A recent report explained that ending the brand split between Monday Night Raw and Friday Night SmackDown, but that won't solve the company's biggest booking issues. Ever since it was reintroduced back in 2016, dividing wrestlers up between the red and blue brands has been about as divisive as the act itself. The purpose was to drive viewership for each show, with fans knowing they'd only be able to see their favorite wrestlers on particular nights, but that isn't how things worked out.
In true Vince McMahon fashion, he played fast and loose with his own rules, and it didn't take long for the brand split to lose meaningfulness. The top stars from Raw would show up willy-nilly on SmackDown and vice-versa, making the divided roster meaning nothing, the draft mean nothing and took the wind out of Survivor Series' sails on a yearly basis.
The brand split succeeded in one area, though: it generated a bit more opportunity for mid-card acts to get television time. Sure, the likes of Brock Lesnar and Roman Reigns were appearing on both Mondays and Fridays, but recent NXT call-ups and women outside of the Four Hoursewoman of WWE were generally firmly planted on either Raw or SmackDown. This created television time and opportunities to get over, with recent positive examples of this being Theory and Raquel Gonzalez.
The brand split was far from perfect, but it at least created opportunites in a vaccuum. Five hours of television was split evenly between two rosters, hungry for the spotlight. The end of the brand split would mean the end of that pariety. While McMahon would skirt the rules for the likes of Reigns, midcarders were left on their respective brands to work matches, cut promos and even put on the occasional talk show. If that divide is truly gone, now there's nothing preventing WWE from rolling out the same two dozen or so wrestlers on both nights, burying anyone who isn't currently the apple of Vince's eye.

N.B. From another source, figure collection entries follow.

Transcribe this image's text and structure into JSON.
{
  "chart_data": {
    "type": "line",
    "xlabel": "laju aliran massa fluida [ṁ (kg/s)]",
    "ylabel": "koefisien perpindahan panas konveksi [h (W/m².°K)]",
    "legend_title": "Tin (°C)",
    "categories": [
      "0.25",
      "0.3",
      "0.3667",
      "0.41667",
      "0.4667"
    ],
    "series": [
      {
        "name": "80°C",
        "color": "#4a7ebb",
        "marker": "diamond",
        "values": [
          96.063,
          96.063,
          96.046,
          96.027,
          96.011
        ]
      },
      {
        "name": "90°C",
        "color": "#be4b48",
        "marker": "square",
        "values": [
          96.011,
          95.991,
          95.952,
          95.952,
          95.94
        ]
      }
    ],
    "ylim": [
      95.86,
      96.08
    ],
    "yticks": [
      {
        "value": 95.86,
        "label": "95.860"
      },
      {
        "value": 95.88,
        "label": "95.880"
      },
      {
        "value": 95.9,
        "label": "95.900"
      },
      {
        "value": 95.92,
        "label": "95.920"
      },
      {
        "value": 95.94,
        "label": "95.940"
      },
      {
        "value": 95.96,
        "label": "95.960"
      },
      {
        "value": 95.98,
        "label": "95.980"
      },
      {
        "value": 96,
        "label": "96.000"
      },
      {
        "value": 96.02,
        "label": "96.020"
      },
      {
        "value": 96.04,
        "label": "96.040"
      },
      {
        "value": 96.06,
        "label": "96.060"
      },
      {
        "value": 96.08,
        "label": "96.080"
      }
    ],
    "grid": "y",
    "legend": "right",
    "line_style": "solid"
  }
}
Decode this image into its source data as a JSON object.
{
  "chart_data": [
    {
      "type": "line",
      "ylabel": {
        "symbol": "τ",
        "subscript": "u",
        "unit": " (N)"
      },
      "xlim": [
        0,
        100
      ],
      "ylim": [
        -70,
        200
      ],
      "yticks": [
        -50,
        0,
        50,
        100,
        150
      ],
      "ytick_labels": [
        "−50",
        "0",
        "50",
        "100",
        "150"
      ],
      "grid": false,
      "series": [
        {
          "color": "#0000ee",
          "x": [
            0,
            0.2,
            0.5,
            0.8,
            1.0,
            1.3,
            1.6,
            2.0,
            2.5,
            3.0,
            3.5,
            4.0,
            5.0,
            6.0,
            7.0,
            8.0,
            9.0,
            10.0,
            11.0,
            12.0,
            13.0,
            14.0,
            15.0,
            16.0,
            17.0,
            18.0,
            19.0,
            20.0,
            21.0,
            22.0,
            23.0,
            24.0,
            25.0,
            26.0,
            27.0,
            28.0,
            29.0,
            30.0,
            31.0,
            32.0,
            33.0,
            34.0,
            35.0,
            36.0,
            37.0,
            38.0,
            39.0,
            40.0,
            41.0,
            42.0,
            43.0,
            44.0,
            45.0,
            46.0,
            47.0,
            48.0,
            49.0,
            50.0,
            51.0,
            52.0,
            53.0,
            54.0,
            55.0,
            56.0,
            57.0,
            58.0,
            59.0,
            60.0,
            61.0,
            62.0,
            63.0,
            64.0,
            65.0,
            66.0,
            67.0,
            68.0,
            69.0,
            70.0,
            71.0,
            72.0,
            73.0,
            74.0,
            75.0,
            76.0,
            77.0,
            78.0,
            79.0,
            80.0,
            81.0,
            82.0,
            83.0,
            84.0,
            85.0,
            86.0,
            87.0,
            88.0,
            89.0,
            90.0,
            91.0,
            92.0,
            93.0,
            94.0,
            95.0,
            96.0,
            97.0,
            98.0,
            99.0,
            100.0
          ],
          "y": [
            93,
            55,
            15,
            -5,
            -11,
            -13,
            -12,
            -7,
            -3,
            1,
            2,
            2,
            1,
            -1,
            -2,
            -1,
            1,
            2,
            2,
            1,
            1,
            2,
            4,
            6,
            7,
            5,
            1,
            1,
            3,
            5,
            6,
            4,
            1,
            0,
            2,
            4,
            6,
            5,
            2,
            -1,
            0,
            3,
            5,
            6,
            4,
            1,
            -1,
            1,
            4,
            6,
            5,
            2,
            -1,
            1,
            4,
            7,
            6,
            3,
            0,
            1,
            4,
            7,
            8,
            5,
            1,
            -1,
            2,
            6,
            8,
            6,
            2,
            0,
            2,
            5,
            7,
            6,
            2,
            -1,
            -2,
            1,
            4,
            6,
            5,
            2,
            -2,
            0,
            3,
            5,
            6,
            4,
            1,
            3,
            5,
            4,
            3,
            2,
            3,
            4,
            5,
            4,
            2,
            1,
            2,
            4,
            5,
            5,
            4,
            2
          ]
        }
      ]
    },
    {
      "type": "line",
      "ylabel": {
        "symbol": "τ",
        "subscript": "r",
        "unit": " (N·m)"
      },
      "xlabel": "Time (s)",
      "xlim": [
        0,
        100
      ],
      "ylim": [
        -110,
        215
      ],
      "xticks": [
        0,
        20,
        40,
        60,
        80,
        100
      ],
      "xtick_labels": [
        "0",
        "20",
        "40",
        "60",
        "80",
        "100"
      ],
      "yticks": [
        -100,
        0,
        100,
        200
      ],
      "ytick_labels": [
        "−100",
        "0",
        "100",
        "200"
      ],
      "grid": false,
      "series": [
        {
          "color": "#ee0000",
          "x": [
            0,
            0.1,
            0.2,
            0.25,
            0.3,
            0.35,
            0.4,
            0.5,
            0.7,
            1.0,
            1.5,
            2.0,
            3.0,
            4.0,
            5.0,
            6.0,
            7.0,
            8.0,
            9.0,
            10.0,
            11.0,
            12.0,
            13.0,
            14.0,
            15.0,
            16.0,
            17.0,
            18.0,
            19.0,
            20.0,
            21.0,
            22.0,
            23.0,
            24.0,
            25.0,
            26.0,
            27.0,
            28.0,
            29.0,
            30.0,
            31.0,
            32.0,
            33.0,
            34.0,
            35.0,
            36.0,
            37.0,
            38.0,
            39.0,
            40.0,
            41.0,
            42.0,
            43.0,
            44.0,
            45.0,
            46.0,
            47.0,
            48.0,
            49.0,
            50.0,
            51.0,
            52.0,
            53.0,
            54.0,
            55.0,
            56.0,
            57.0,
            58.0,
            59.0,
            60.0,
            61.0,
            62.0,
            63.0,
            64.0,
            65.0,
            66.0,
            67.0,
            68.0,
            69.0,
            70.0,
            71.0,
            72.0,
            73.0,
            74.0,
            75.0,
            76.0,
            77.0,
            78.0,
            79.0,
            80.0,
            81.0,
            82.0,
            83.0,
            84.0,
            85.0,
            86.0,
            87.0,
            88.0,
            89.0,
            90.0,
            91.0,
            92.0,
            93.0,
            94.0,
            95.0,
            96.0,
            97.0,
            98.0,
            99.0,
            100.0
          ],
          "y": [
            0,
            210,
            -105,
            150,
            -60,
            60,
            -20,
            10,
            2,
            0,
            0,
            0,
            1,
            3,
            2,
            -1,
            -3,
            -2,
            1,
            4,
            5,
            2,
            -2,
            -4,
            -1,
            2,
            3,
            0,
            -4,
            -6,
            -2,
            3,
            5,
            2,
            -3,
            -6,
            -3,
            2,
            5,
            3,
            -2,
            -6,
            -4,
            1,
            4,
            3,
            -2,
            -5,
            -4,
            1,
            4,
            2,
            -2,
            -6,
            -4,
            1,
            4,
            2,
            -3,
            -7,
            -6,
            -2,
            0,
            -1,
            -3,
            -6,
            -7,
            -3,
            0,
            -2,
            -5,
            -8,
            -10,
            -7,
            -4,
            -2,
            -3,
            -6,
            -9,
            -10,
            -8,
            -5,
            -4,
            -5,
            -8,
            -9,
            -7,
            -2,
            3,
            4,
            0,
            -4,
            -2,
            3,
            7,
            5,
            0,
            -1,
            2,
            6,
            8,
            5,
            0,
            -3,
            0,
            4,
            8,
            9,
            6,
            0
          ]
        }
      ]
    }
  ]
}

Wrestling is a business where performers make their own luck to a degree. Sometimes they're given crummy storylines and have to do their best to make it work. Still, it's hard to imagine wrestlers such as Gonzalez, Shinsuke Nakamura and Finn Balor not getting lost in this shuffle. Fans will be treated to plenty of Cody Rhodes, Seth Rollins, Charlotte Flair and Becky Lynch while the likes of Ricochet, Butch and Carmella may struggle to find a place on either show. That's a major issue for WWE, and they tend to put too many eggs in one basket as it is. The Bloodline has ever major men's title, for crying out loud. The roster divide falling will only increase that problematic tendency.